Borders and Immigration Law

It is well documented that ‘trafficking’ emerged as part of a concern with irregular migration and organized crime. This is why governments prioritize border control and the creation of criminal laws when tackling ‘it’. Although attention has been drawn to how border controls facilitate trafficking (and the exploitation of migrant workers in general), the hegemonic view is that borders are a vital source of humanitarian protection for trafficked victims (and migrant workers). The development of international human rights protections provides another example of the prioritisation of border control. International protections are increasingly being drawn upon to extend protection to migrant workers, who are often unprotected by national labour laws. However, Article 4 of the European Convention of Human Rights, which prohibits slavery, servitude and forced labour, is being interpreted as putting a ‘positive obligation’ upon member states to strengthen borders to challenge trafficking.

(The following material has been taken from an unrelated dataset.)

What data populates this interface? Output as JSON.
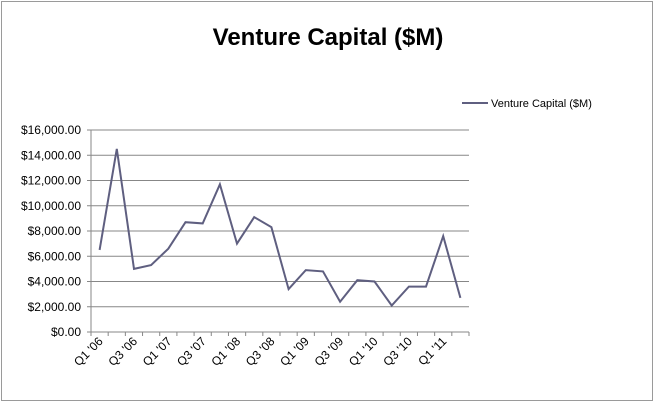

We need to shift our focus from trafficking to immigration law, which, as a structural coercive pressure, regulates categories of entrant, impacts upon relations with ‘managers’, and affects treatment in the workplace. It also governs access to public funds, as well as the removal and deportation migrants who fail to economically integrate or whose presence is otherwise found to be non-conducive. In short, these restrictions limit the alternatives available to both irregular and legal migrant sex workers, and thereby increase the risk and extent of exploitative working conditions, and both violent and economic compulsion.

Immigration law puts many sex workers migrating from outside the European Economic Area (EEA) in a highly precarious position. At the same time, workers from inside the EEA find their labour market options limited to ‘low skilled’, nominally self-employed, poorly protected sectors, such as sex work. Only recently have the restrictions been lifted on A8 and A2 nationals, but they will remain imposed on Croatian nationals for the next seven years. And any EEA national that is unable to prove that s/he is ‘economically active’ (which could include, for example, not registering as self-employed, or being homeless) in the UK can be removed, according to the 2006 EEA Immigration Regulations. Between 2006 and 2012, 1565 removals were recorded, largely of ‘inactive’ Romanian nationals. As part of a Freedom of Information request I asked what percentage of those served with notice or removed were involved in prostitution. This was rejected on the basis that it would be too costly to gather the information.

Bringing the State back in (and anti-trafficking law and policy?)

‘Trafficking’ relies on binaries that do not exist in reality, and is bound up with border control and criminalisation. Even if it could be wrested from this agenda, the concept of trafficking covers too broad a range of experiences to be useful for mapping and responding to the forms of exploitation and unfreedom faced by migrant sex workers.

We need ask: What ‘forced choices’ are acceptable and unacceptable in sex work? This can only be answered by asking many other structural and political questions. What constitutes exploitative and alienating sex work? How do we understand the economic compulsion faced by sex workers under contemporary capitalist social relations, and what is the role of debt? What is the extent of physical and psychological compulsion in the workplace? How do patriarchy and racism intersect with economic compulsion and violence? How does immigration law (re)produce these conditions? What protective role may labour law, or social security and welfare protections play, bearing in mind their historical weakness and current austerity measures? Might campaigns for No Borders and a universal basic income be more useful than campaigns against ‘trafficking’? As we begin to answer these questions it will undoubtedly become clear that (migrant) sex workers are subject to many of the same troubling processes and relations. Differences will be in degree rather than kind. Far from being a neutral ally, the state will appear as a culpable force. Our political responses will necessitate that collectively self-organised sex workers, who are already challenging these conditions, take centre stage.